What models does Ollama support?
Most popular open-weights families: Llama 3, 3.1, 3.2, 3.3, 4; Qwen 2.5 and 3; Gemma 2 and 3; DeepSeek R1 and V3; Mistral and Mixtral; Phi 3 and 4; Granite; Yi; Command-R; plus vision-language models (LLaVA, Qwen2-VL, Llama 3.2 Vision), embedding models (nomic-embed, mxbai-embed), and audio models in some early-access channels. The library is browsable at ollama.com/library with size, quantization, and license per model.
How does Ollama compare with LM Studio, GPT4All, Jan, and Msty?
Ollama is the CLI / daemon model: developer-first, headless, integrates into automation. LM Studio is GUI-first with a richer chat UI and visual model browser. GPT4All is GUI-first focused on broad community accessibility. Jan and Msty are GUI-first with stronger local-app polish. All four wrap llama.cpp under the hood. Choose Ollama for scripted or automated workflows; choose the others for end-user chat UX. Ollama also has the largest developer ecosystem (LangChain, LlamaIndex, CrewAI, Continue, Cline integrations).

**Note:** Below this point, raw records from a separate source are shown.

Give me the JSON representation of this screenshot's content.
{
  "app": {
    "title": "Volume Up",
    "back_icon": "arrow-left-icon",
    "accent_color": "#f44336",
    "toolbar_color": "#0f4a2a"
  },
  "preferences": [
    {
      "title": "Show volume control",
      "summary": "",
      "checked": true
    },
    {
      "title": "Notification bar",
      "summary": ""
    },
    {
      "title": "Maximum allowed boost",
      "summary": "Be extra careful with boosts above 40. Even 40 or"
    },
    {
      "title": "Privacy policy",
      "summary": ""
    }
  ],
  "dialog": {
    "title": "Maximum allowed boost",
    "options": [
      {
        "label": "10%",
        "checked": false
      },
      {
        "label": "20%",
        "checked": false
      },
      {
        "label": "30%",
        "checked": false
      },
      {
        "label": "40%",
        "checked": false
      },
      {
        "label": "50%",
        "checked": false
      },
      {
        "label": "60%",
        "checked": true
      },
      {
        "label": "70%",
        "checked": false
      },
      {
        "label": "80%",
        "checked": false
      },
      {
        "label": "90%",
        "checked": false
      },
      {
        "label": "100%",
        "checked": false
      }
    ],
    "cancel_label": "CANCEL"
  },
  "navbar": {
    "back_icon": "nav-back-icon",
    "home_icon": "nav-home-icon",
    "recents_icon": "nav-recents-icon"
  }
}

What is the OpenAI-compatible API in Ollama?
Ollama exposes both its native API (`POST /api/chat`, `POST /api/generate`, `POST /api/embed`) and an OpenAI Chat Completions and Responses-compatible API at `/v1/chat/completions`, `/v1/embeddings`, and `/v1/responses`. Any OpenAI client points at `http://localhost:11434/v1` with a dummy API key. The compatibility layer covers chat, streaming, tool calling, and structured outputs. The native API has a richer surface (model loading control, modelfile customization) but the OpenAI-compat path is what most third-party tools use.
Can Ollama run on a laptop?
Yes. Apple Silicon Macs are first-class; M1, M2, M3, and M4 chips run 7B to 13B models comfortably and 70B at slow but usable speed on M3 Max and M4 Max with 64+ GB unified memory. Windows and Linux laptops with NVIDIA GPUs (RTX 3060+ for 7B, RTX 4090 for 70B with quantization) also run well. CPU-only is supported but slow.
What is the latest Ollama release?
Ollama ships frequent releases on GitHub and is actively maintained. The project is in the v0.x series with each release expanding model support, sharpening performance, and improving the developer experience. Recent additions include richer multi-modal model support (vision and audio), structured outputs via constrained decoding, MCP-capable client integrations, improved Windows GPU support, and continued growth in the model library. Check ollama/ollama GitHub releases for the version-current state.